CMY-Farbmodell

Bild 12) CMY-Kreis

Das CMY-Farbmodell unterstützt das sogenannte subtraktive Farbmischverfahren. Dabei werden, ausgehend von den drei Grundfarben Cyan, Magenta und Yellow (Gelb), die übrigen Farbnuancen durch Subtraktion (Filtern) dieser Grundfarben von Weiß definiert. Schwarz entsteht also, wenn man alle diese drei Grundfarben von Weiß abzieht.
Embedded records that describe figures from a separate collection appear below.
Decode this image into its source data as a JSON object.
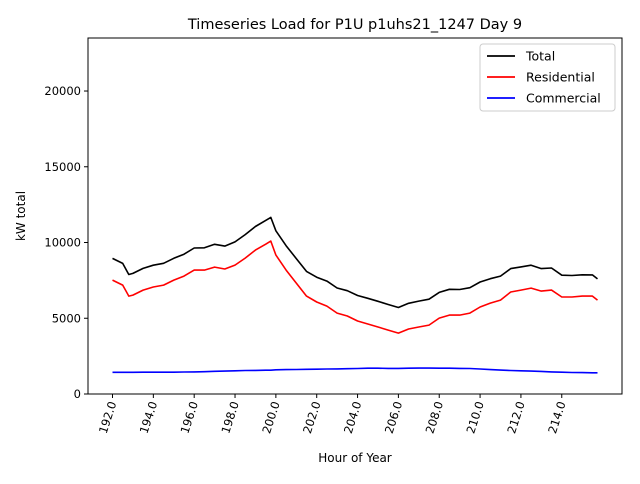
{
  "chart_data": {
    "type": "line",
    "title": "Timeseries Load for P1U p1uhs21_1247  Day 9",
    "xlabel": "Hour of Year",
    "ylabel": "kW total",
    "xlim": [
      190.8,
      216.95
    ],
    "ylim": [
      0,
      23500
    ],
    "xticks": [
      192,
      194,
      196,
      198,
      200,
      202,
      204,
      206,
      208,
      210,
      212,
      214
    ],
    "xtick_labels": [
      "192.0",
      "194.0",
      "196.0",
      "198.0",
      "200.0",
      "202.0",
      "204.0",
      "206.0",
      "208.0",
      "210.0",
      "212.0",
      "214.0"
    ],
    "yticks": [
      0,
      5000,
      10000,
      15000,
      20000
    ],
    "ytick_labels": [
      "0",
      "5000",
      "10000",
      "15000",
      "20000"
    ],
    "grid": false,
    "legend_position": "top-right",
    "x": [
      192,
      192.5,
      192.8,
      193,
      193.5,
      194,
      194.5,
      195,
      195.5,
      196,
      196.5,
      197,
      197.5,
      198,
      198.5,
      199,
      199.5,
      199.75,
      200,
      200.5,
      201,
      201.5,
      202,
      202.5,
      203,
      203.5,
      204,
      204.5,
      205,
      205.5,
      206,
      206.5,
      207,
      207.5,
      208,
      208.5,
      209,
      209.5,
      210,
      210.5,
      211,
      211.5,
      212,
      212.5,
      213,
      213.5,
      214,
      214.5,
      215,
      215.5,
      215.75
    ],
    "series": [
      {
        "name": "Total",
        "color": "#000000",
        "values": [
          8950,
          8620,
          7890,
          7960,
          8290,
          8500,
          8630,
          8960,
          9230,
          9640,
          9650,
          9880,
          9760,
          10040,
          10520,
          11060,
          11460,
          11660,
          10770,
          9790,
          8940,
          8090,
          7710,
          7450,
          7000,
          6820,
          6500,
          6320,
          6120,
          5910,
          5710,
          5990,
          6130,
          6260,
          6710,
          6910,
          6900,
          7020,
          7390,
          7610,
          7780,
          8280,
          8390,
          8500,
          8280,
          8320,
          7840,
          7820,
          7870,
          7860,
          7600
        ]
      },
      {
        "name": "Residential",
        "color": "#ff0000",
        "values": [
          7520,
          7190,
          6460,
          6530,
          6860,
          7060,
          7190,
          7520,
          7780,
          8180,
          8180,
          8380,
          8250,
          8510,
          8970,
          9500,
          9890,
          10090,
          9170,
          8180,
          7320,
          6460,
          6070,
          5800,
          5340,
          5150,
          4820,
          4620,
          4420,
          4220,
          4020,
          4290,
          4420,
          4550,
          5010,
          5210,
          5210,
          5340,
          5740,
          6000,
          6200,
          6730,
          6860,
          6990,
          6790,
          6860,
          6400,
          6400,
          6460,
          6460,
          6200
        ]
      },
      {
        "name": "Commercial",
        "color": "#0000ff",
        "values": [
          1430,
          1430,
          1430,
          1430,
          1440,
          1440,
          1440,
          1440,
          1450,
          1460,
          1470,
          1500,
          1510,
          1530,
          1550,
          1560,
          1570,
          1570,
          1600,
          1610,
          1620,
          1630,
          1640,
          1650,
          1660,
          1670,
          1680,
          1700,
          1700,
          1690,
          1690,
          1700,
          1710,
          1710,
          1700,
          1700,
          1690,
          1680,
          1650,
          1610,
          1580,
          1550,
          1530,
          1510,
          1490,
          1460,
          1440,
          1420,
          1410,
          1400,
          1400
        ]
      }
    ]
  }
}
Das subtraktive Farbmischverfahren wird immer dann angewendet, wenn die Reflexion von Licht ins menschliche Auge gelangt, also z.B. bei Farbdruckern, die die Farbe auf Papier aufbringen. Das bedruckte Papier wird zum Betrachten mit Licht beleuchtet, die Reflexion dieser Beleuchtung gelangt ins Auge und wird mit Hilfe des Gehirns einem Farbsinneseindruck zugeordnet.

Wir lernen schon als Kinder, dass man bei den Wasserfarben Blau und Gelb mischen muss, um Grün zu bekommen. Eine Wasserfarbe enthält Pigmente, welche einen Teil der Wellenlängen absorbieren, und einen Teil reflektieren. Dies wird im Druckverfahren ausgenutzt, wobei mit den Grundfarben Y (Gelb) ,C (Cyan) ,M (Magenta) drei Druckauszüge hergestellt werden. Wenn alle drei Farben gesetzt sind, wird sowohl r als auch g als auch b absorbiert, so dass nichts reflektiert wird, es sich also um schwarz handelt.

Bild 13) CMY-Wuerfel

 

Das CMY-Farbmodell setzt das subtraktive Farbmischverfahren direkt in ein Zahlenmodell um, genauer gesagt in einen 3D-Einheitswürfel, bei dem die acht Ecken für die folgenden Farben (mit jeweils festgelegten Farbkoordinaten) stehen:

C,M,Y Farbe  
0,0,0 Weiß  
0,0,1 Gelb  
0,1,0 Magenta  
0,1,1 Rot  
1,0,0 Cyan  
1,0,1 Grün  
1,1,0 Blau  
1,1,1 Schwarz  

Der Unterschied zum RGB-Würfel ist die andere Lage der Grundfarben im Würfel, da es sich um ein subtraktives Verfahren handelt (statt Rot, Grün und Blau werden hier Cyan, Magenta und Yellow (Gelb) als Grundfarben angenommen). Dies macht die nebenstehende Abbildung des CMY-Farbmodells deutlich.

Die Grauwerte befinden sich dabei auf der Würfeldiagonalen von schwarz nach weiß.

Das nebenstehende Applet zeigt, dass sich der Farbraum immer weiter zerteilen läßt. Durch Änderung der Schieberposition verkleinert oder vergrößert sich die Anzahl der Teilwürfel pro Kante.